Acceptance levels are set for hosts, image profiles, and individual VIBs. The default acceptance level for an ESXi image or image profile is PartnerSupported.

Host acceptance levels
The host acceptance level determines which VIBs you can install on a host. You can change a host's acceptance level with ESXCLI commands. By default, ESXi hosts have an acceptance level of PartnerSupported to allow for easy updates with PartnerSupported VIBs.
Note: VMware supports hosts at the PartnerSupported acceptance level. For problems with individual VIBs with PartnerSupported acceptance level, contact your partner's support organization.
Image profile acceptance levels
The image profile acceptance level is set to the lowest VIB acceptance level in the image profile. If you want to add a VIB with a low acceptance level to an image profile, you can change the image profile acceptance level with the Set-EsxImageProfile cmdlet. See Set the Image Profile Acceptance Level.

The vSphere Lifecycle Manager does not display the actual acceptance level. Use vSphere ESXi Image Builder cmdlets to retrieve the acceptance level information for VIBs and image profiles.

VIB acceptance levels
A VIB's acceptance level is set when the VIB is created. Only the VIB creator can set the acceptance level.

If you attempt to provision a host with an image profile or VIB that has a lower acceptance level than the host, an error occurs. Change the acceptance level of the host to install the image profile or VIB. See Change the Host Acceptance Level. Changing the acceptance level of the host changes the support level for that host.
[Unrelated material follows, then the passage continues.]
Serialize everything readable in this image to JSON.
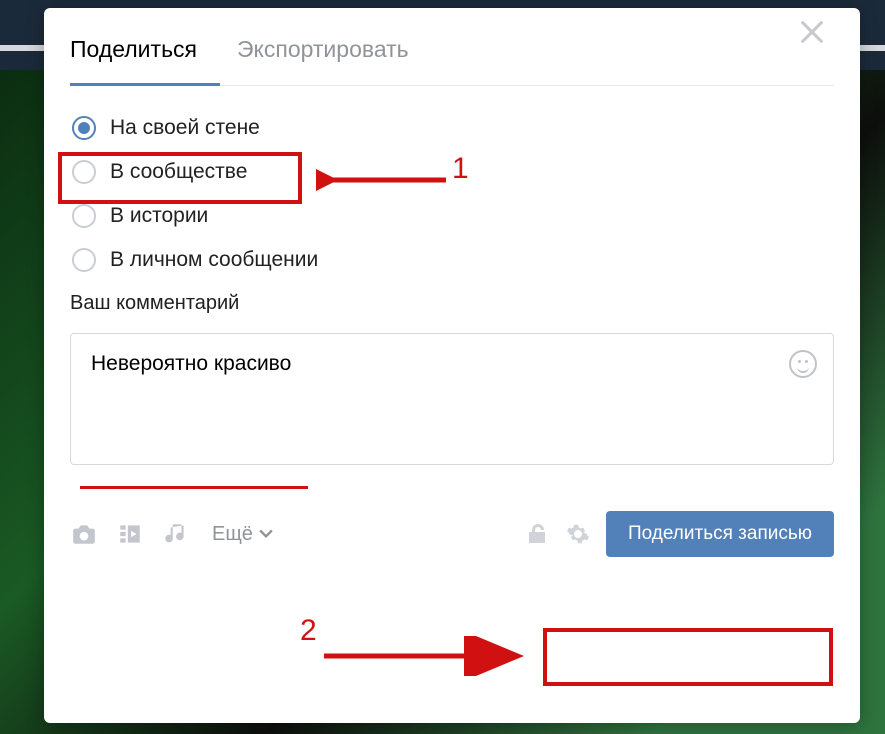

The acceptance level of a host, image profile, or VIB lets you determine who tested the VIB and who supports the VIB. VMware supports the following acceptance levels .

VMwareCertified
The VMwareCertified acceptance level has the most stringent requirements. VIBs with this level go through thorough testing fully equivalent to VMware in-house Quality Assurance testing for the same technology. Today, only I/O Vendor Program (IOVP) program drivers are published at this level. VMware takes support calls for VIBs with this acceptance level.
VMwareAccepted
VIBs with this acceptance level go through verification testing, but the tests do not fully test every function of the software. The partner runs the tests and VMware verifies the result. Today, CIM providers and PSA plug-ins are among the VIBs published at this level. VMware directs support calls for VIBs with this acceptance level to the partner's support organization.
PartnerSupported
VIBs with the PartnerSupported acceptance level are published by a partner that VMware trusts. The partner performs all testing. VMware does not verify the results. This level is used for a new or nonmainstream technology that partners want to enable for VMware systems. Today, driver VIB technologies such as Infiniband, ATAoE, and SSD are at this level with nonstandard hardware drivers. VMware directs support calls for VIBs with this acceptance level to the partner's support organization.
CommunitySupported
The CommunitySupported acceptance level is for VIBs created by individuals or companies outside of VMware partner programs. VIBs at this level have not gone through any VMware-approved testing program and are not supported by VMware Technical Support or by a VMware partner.